At the same time, the spaces are designed to refresh and rejuvenate, to psychologically prepare gamblers to play just one more round. The ploy works: After hours of wandering through the casinos watching pensioners slowly pour their savings into the slot machines’ flashing abyss, it becomes clear that some sort of psychological brake is being overridden. If mutually voluntary interactions are supposed to leave both parties better off, as neoclassical economists would have us believe, then this is a clear and enraging counterexample.
Casino owners tend to write off these all-day, paycheck-liquidating customers as “problem gamblers,” framing them as a small group of cognitively abnormal individuals unfit for “gaming” and in need of psychological assistance. The implication is that most gambling is done by “healthy gamblers” who represent the normal majority. However, while “problem gamblers” may not be representative of the general public, they are very much representative of what allows Las Vegas casinos to thrive. In Addiction by Design: Machine Gambling in Las Vegas, Natasha Dow Schüll reports that though “problem gamblers” amount to only a small subset of the general population, they account for between 30 percent to 60 percent of casino profits.

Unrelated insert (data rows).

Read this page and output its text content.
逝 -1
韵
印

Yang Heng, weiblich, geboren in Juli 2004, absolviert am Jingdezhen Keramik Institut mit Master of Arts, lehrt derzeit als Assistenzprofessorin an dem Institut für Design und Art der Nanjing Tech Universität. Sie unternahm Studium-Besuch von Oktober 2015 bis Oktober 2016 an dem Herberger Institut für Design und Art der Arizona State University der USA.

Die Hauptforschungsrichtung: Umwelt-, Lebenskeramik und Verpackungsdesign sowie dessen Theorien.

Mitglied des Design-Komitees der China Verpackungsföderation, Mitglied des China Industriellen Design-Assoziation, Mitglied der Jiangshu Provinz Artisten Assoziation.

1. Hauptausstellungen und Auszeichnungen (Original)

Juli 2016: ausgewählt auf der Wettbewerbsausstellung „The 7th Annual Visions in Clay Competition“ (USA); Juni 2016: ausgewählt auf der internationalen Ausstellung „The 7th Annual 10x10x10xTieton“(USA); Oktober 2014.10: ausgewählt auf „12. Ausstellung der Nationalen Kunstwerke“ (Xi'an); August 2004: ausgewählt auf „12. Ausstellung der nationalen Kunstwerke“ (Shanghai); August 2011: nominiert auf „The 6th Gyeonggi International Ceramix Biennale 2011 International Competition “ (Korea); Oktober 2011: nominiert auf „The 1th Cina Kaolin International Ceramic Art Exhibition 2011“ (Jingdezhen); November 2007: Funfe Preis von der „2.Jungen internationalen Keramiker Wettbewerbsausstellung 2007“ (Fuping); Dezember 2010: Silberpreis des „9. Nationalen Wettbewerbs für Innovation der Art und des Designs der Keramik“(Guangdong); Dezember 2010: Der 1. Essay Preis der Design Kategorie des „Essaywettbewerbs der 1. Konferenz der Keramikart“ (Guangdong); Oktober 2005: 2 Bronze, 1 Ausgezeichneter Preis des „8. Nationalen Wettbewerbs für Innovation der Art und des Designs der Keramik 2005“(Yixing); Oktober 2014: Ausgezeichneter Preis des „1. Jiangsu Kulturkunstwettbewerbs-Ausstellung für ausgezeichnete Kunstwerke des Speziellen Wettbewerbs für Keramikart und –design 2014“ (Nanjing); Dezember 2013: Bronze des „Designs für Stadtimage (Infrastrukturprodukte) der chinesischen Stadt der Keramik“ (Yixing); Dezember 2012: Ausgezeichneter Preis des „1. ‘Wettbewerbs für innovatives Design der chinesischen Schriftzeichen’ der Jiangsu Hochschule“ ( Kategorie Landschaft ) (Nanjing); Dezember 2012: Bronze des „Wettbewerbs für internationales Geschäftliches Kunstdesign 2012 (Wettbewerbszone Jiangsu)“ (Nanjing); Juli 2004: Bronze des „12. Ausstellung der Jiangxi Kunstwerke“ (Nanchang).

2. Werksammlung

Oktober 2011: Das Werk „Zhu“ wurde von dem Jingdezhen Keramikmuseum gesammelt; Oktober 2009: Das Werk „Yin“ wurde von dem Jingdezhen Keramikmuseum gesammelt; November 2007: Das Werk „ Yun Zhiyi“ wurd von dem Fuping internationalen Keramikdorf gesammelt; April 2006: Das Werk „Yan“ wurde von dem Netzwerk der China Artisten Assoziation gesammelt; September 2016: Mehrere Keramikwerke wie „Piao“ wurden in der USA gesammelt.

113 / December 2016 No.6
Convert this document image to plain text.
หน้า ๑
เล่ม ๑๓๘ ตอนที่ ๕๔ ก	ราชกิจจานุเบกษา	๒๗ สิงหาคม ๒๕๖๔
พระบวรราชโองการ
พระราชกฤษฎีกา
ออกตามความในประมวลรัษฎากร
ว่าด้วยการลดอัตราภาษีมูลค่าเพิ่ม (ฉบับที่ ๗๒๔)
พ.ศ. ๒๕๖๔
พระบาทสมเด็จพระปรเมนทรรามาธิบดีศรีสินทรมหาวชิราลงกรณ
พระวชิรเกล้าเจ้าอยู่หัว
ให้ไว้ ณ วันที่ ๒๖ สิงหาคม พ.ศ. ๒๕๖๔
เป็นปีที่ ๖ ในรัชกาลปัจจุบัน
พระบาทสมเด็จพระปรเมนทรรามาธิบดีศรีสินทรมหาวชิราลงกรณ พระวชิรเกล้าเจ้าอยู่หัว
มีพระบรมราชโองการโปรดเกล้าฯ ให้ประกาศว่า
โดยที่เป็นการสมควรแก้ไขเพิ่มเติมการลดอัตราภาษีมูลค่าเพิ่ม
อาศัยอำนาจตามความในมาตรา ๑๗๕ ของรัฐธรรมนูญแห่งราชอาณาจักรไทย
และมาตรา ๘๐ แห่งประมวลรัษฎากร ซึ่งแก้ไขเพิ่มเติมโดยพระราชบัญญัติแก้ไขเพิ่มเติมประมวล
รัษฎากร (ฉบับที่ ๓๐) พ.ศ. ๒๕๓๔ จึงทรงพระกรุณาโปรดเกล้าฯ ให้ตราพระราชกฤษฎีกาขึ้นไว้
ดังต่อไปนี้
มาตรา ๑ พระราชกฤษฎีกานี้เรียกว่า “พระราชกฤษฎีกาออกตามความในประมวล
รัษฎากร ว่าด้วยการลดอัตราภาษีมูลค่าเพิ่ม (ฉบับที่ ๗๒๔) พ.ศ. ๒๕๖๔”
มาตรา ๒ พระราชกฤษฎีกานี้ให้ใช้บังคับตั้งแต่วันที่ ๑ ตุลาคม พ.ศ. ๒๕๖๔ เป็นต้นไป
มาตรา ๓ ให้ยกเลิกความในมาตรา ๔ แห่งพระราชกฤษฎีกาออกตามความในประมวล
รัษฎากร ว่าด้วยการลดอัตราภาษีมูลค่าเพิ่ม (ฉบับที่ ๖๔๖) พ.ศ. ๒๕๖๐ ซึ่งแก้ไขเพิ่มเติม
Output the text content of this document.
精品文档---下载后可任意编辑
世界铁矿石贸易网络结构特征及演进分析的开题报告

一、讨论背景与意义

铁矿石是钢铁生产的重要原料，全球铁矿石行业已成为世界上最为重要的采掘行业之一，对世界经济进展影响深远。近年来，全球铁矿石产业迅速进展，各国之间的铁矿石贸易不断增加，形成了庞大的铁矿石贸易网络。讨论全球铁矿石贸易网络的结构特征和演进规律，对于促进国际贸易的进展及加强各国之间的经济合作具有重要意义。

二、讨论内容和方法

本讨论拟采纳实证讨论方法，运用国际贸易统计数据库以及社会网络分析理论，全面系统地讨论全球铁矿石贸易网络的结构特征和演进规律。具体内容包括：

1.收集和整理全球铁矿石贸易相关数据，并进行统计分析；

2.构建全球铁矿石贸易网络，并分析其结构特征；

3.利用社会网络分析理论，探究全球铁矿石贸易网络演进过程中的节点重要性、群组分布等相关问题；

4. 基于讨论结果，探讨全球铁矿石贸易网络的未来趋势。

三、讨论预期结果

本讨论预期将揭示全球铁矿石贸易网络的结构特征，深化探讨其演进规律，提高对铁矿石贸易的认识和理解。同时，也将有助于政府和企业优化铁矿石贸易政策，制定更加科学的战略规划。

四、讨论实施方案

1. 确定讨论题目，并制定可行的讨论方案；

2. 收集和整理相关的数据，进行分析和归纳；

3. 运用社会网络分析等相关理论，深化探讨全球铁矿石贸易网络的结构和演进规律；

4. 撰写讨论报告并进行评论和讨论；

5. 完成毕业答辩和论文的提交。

Further, Schüll debunks the myth that there is a clear cutoff between those who are healthy and those who “have a problem,” pointing out that almost all regular gamblers sit on a spectrum of reckless gambling. By fostering an artificial dichotomy between “normal” and “problem” gamblers, she argues, casinos render invisible their exploitation of existing addicts and their efforts to create new ones through the proliferation of the sorts of stimulation that can lure people into giving up everything.
Casinos feature what researchers call “playground designs” — spaces designed to energize, stimulate, and promote exploration — and a growing body of empirical evidence suggests that they measurably increase the amount people gamble. The architectural manipulation is so brazen that it is perversely accepted as natural: Of course commercial space is engineered to make us spend. And why wouldn’t there be privately owned, multi-million-dollar edifices built to control our behavior? When we imagine social control, the jump is almost inevitably made to dystopias of mass coercion and centralized authority. In Las Vegas, however we see its true form: spaces, structures, and spectacles controlled by the few to extract wealth from the many. What does social control really look like? It looks like a casino.